3 Mart 2013, rahmetle…
Bir numaraydı bir zamanlar. Lülemsi saçları, sanki yapıştırılmış ve dudaklarının üzerine bastırılmış olan bıyıkları, mahmur gözleri ve yarı ayık sesiyle gönlümüzde taht kurmuştu. Taklitleri vardı onlarca, dinleyicileri vardı milyonlarca. Fenomendi o, babaydı. 90’lı yılların bir numarasıydı, arabesk denince akla gelen ilk isimdi.
Fanatikleri vardı ellerinde jiletleriyle konserlerinde oralarını buralarını çizerlerdi. Bu yüzden eleştiri konusu olurdu Müslüm bazen de espri: “Müslüm GÜRSES konserine bir bilet alana bir jilet bedava!” diye.
Allah rahmet etsin, sevenlerine sabır versin. Jiletçi hayranları yüzünden çok eleştirildi. Fanatizm derecesinde tutkunu olanlar vardı, hayran kitlesi hep belli tiplerdi; ezik, yıkık, kırık, dökük. Şarkılarda bu yaranın üzerine serpilen tuz tadında olunca acısı bol bir tarz ortaya çıkıyordu ve dinleyenleri uçuruyordu ama o hep zirvede kaldı yine, arabeskin kralıydı o!

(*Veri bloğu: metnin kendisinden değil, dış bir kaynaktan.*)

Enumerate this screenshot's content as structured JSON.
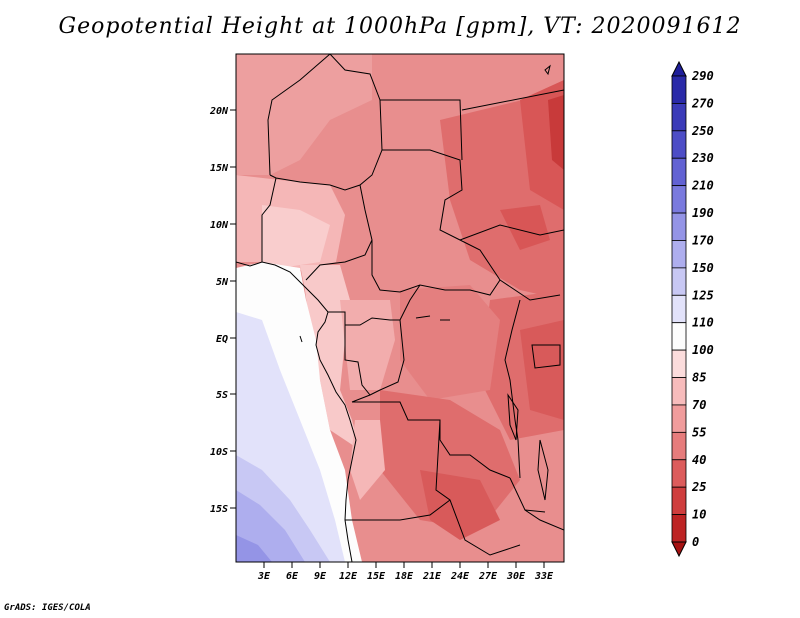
{
  "title": "Geopotential Height at 1000hPa [gpm], VT: 2020091612",
  "credit": "GrADS: IGES/COLA",
  "map": {
    "lat_ticks": [
      "20N",
      "15N",
      "10N",
      "5N",
      "EQ",
      "5S",
      "10S",
      "15S"
    ],
    "lon_ticks": [
      "3E",
      "6E",
      "9E",
      "12E",
      "15E",
      "18E",
      "21E",
      "24E",
      "27E",
      "30E",
      "33E"
    ],
    "lon_range": [
      0,
      35
    ],
    "lat_range": [
      -19.5,
      24.5
    ],
    "variable": "Geopotential Height",
    "level": "1000hPa",
    "units": "gpm"
  },
  "colorbar": {
    "levels": [
      "290",
      "270",
      "250",
      "230",
      "210",
      "190",
      "170",
      "150",
      "125",
      "110",
      "100",
      "85",
      "70",
      "55",
      "40",
      "25",
      "10",
      "0"
    ],
    "colors": [
      "#1f1f9a",
      "#2a2aa8",
      "#3b3bb8",
      "#4d4dc6",
      "#6262d3",
      "#7a7ade",
      "#9494e6",
      "#aeaeee",
      "#c8c8f4",
      "#e2e2fa",
      "#fdfdfd",
      "#fbdcdc",
      "#f7bcbc",
      "#f09c9c",
      "#e67c7c",
      "#dc5c5c",
      "#cf3e3e",
      "#bd2424",
      "#a51212"
    ]
  }
}
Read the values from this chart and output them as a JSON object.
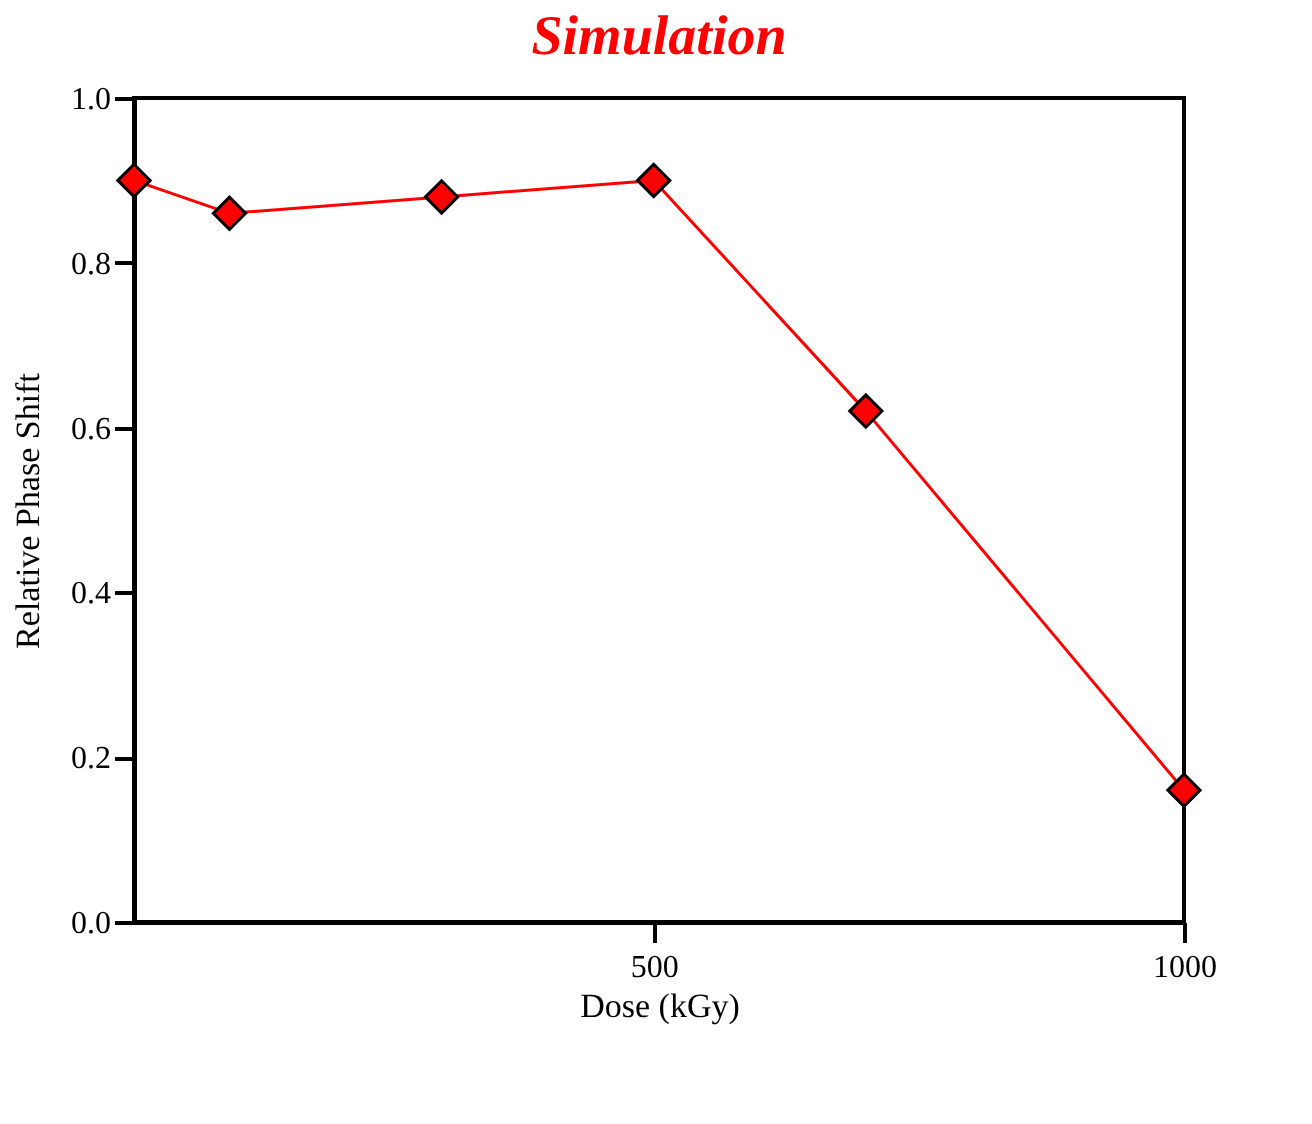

Müslüm Baba’sıydı bu ülkenin. Biz ne babalar gördük diyeceğim ama galiba en sıcak olanı ve kabul göreni Müslüm Gürses’ti. Onun en çok sevdiğim şarkısı “Konuşsana Birtanem”di. Aklımda hep bu şarkısıyla kalacak:
“Konuşsana birtanem!
Neden hep susuyorsun?
Susmak neyi halleder?
Neden anlatmıyorsun?”
Bu onun ikinci ölümüydü, nasıl mı? Müslüm Gürses,1978’de Tarsus’tan Adana’ya giderken ağır bir trafik kazası geçirdi. Kazada Gürses’in şoförle birlikte öldüğü sanıldı ve ünlü sanatçı Adana’da morga konuldu. Ancak morg görevlisi Gürses’in bacaklarının kıpırdadığını görünce onun yaşadığını anlayıp onu dışarı çıkardı. Bir dizi ameliyat geçiren Gürses’in beynine plaka takıldı, koku alma duyusunu neredeyse tamamıyla yitirdi ve işitme duyusu da ciddi biçimde zarar gördü. Ancak yıllarca kafasına alacağı en ufak darbede kör kalma hatta ölme korkusuyla yaşayan ve hiç dinmeyen baş ağrılarıyla mücadele eden Gürses, bütün bu zorlukları aşıp Türkiye’nin en ünlü ses sanatçılarından biri oldu. Burada bir parantez açıp herkese şunu söylemek istiyorum: “Kimse elleri cepte başarı merdivenlerini tırmanmamıştır.”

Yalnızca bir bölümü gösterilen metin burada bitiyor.